Flying a small airplane through wind gusts can feel somewhat like being in a rollercoaster. Especially when flying through the wake of a wind turbine. TU researcher, Carmine Varriale, calculated how far away you should keep from these structures.
The diameters of the largest wind turbines around today are over one hundred and fifty metres. Flying in their vicinity comfortably in a small aircraft can be a challenge. Pilots have to be wary of these structures, believes Carmine Varriale of the Faculty of Aerospace Engineering, as ever more wind turbines are being built. Depending on wind speed, the effects of the turbine wake can sometimes be felt as far as a couple of kilometres, or the equivalent of twenty times the rotor diameter.
Varriale did simulations together with colleagues from the Fraunhofer Institute for Wind Energy Systems in Germany, where he used to work himself until recently, and from the University of Naples Frederico II. The effect of wind turbines on the safety of airplanes is an area that is still largely unexplored.

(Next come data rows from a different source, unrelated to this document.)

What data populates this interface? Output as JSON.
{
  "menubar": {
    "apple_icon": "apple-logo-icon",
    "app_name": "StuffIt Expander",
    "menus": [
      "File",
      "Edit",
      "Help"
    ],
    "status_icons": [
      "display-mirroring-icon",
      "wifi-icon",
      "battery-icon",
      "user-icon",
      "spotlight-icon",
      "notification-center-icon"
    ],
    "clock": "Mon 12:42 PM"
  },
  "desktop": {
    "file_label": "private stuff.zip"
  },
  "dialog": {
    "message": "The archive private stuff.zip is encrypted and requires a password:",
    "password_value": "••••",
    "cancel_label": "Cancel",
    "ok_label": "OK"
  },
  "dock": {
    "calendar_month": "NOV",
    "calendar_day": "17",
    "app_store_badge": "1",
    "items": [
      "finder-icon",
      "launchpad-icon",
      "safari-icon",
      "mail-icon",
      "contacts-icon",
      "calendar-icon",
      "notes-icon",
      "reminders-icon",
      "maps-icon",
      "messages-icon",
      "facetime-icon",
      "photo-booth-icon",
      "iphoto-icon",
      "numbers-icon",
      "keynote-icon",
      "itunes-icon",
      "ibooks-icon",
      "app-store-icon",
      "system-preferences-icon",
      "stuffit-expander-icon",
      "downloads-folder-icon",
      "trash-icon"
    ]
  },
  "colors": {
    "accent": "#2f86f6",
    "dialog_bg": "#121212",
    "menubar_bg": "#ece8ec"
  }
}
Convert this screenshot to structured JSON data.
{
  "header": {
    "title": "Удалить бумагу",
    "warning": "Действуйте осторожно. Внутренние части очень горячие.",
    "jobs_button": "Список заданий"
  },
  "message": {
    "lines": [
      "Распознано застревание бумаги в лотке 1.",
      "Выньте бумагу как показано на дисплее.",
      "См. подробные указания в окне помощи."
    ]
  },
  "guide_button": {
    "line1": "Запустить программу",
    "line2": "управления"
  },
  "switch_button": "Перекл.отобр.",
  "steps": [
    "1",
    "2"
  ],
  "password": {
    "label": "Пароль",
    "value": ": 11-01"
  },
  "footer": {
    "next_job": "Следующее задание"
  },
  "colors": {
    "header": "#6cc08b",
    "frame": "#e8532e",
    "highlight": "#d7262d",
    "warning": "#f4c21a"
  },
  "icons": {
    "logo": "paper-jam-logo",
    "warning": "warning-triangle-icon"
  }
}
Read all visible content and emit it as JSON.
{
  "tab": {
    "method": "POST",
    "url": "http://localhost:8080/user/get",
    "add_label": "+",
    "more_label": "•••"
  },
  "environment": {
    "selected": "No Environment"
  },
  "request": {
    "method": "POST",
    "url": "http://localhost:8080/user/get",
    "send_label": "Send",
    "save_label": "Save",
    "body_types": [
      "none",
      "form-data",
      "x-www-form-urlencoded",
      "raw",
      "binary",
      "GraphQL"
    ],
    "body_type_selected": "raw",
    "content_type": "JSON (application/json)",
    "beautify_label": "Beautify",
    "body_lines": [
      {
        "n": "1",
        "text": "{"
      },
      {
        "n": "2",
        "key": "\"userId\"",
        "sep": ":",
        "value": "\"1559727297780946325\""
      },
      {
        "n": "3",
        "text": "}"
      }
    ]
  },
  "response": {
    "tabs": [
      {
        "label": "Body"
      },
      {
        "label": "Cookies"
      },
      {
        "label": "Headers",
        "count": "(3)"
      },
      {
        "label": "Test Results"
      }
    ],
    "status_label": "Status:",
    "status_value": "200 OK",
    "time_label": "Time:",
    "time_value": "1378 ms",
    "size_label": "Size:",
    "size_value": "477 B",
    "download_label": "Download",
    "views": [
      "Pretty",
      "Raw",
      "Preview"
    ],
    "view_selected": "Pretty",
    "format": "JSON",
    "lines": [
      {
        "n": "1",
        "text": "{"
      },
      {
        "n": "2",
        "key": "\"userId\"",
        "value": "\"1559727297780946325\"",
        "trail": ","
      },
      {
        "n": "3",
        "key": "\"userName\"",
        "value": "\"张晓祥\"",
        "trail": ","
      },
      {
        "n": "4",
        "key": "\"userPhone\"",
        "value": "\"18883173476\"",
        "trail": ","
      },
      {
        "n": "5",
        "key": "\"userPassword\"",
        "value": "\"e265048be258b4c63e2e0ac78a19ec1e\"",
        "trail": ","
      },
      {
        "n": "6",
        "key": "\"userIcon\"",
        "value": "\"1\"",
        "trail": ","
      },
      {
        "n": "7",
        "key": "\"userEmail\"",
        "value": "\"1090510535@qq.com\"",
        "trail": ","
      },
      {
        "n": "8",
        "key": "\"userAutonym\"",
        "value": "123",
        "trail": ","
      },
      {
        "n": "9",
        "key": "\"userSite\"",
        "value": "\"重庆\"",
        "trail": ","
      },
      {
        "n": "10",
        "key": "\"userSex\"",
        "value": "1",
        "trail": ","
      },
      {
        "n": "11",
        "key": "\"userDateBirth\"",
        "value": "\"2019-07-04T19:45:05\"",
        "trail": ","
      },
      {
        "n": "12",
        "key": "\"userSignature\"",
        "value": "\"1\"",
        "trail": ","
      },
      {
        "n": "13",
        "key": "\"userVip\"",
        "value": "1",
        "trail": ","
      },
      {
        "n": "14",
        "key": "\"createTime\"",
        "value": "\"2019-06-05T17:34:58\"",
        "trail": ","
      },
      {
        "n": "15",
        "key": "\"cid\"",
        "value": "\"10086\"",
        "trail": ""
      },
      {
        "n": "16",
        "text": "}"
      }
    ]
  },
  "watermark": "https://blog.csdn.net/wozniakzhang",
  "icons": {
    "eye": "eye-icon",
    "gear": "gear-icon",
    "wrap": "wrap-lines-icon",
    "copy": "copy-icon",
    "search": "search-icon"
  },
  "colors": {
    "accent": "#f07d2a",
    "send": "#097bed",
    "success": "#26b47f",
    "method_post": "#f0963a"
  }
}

Varriale: “This needs to change. Wind farms can cause wind shears. These are one of the greatest hazards to aircraft at low altitude, especially when approaching an airport because the aircraft is then flying close to the stall speed.”
Varriale is the first author of a paper published this week in the journal Aerospace entitled ‘Flight Load Assessment for Light Aircraft Landing Trajectories in Windy Atmosphere and Near Wind Farms’. In this publication, the Delft researcher presents the simulations he ran for small aircraft with a mass of less than 5,700 kg that encounter wind turbine generated turbulence. He ran simulations for wind speeds of five metres per second and for twelve metres per second, which is pretty strong wind.
‘Close to the rotor, gusts will push you upwards and downwards’
“If a light aircraft complies with standard certification requirements, the airplane should still be safe to fly through the turbine wake, even in this extreme situation. In the latter case, however, flying through the wake can almost feel like being in a roller coaster. Close to the rotor, gusts will push you upwards and then downwards. Further away, you would experience a more continuous strong vibration.”
The research is a preliminary reconnaissance, says Varriale. “Windfarms are not usually built close to aerodromes. But as the thinly inhabited zones where wind parks can still be built are getting sparser, especially in Germany, I would expect turbines to be increasingly constructed in the vicinity of aerodromes. Aircraft safety must then be taken into consideration, especially in the case of ultra-light and light aircraft.”
It may not be wise to place wind parks within a radius of a couple of kilometres of landing strips. “In light of the results obtained on this specific wind turbine model, there seems to be noticeable effects up to twenty diameters downstream of the rotor,” warns the Delft researcher. “Authorities should be aware of this. The exact distance is case dependent, however. The type of airplane using the airstrip and the morphology of the surrounding landscape very much influence wind gusts and definitely need to be taken into consideration as well.”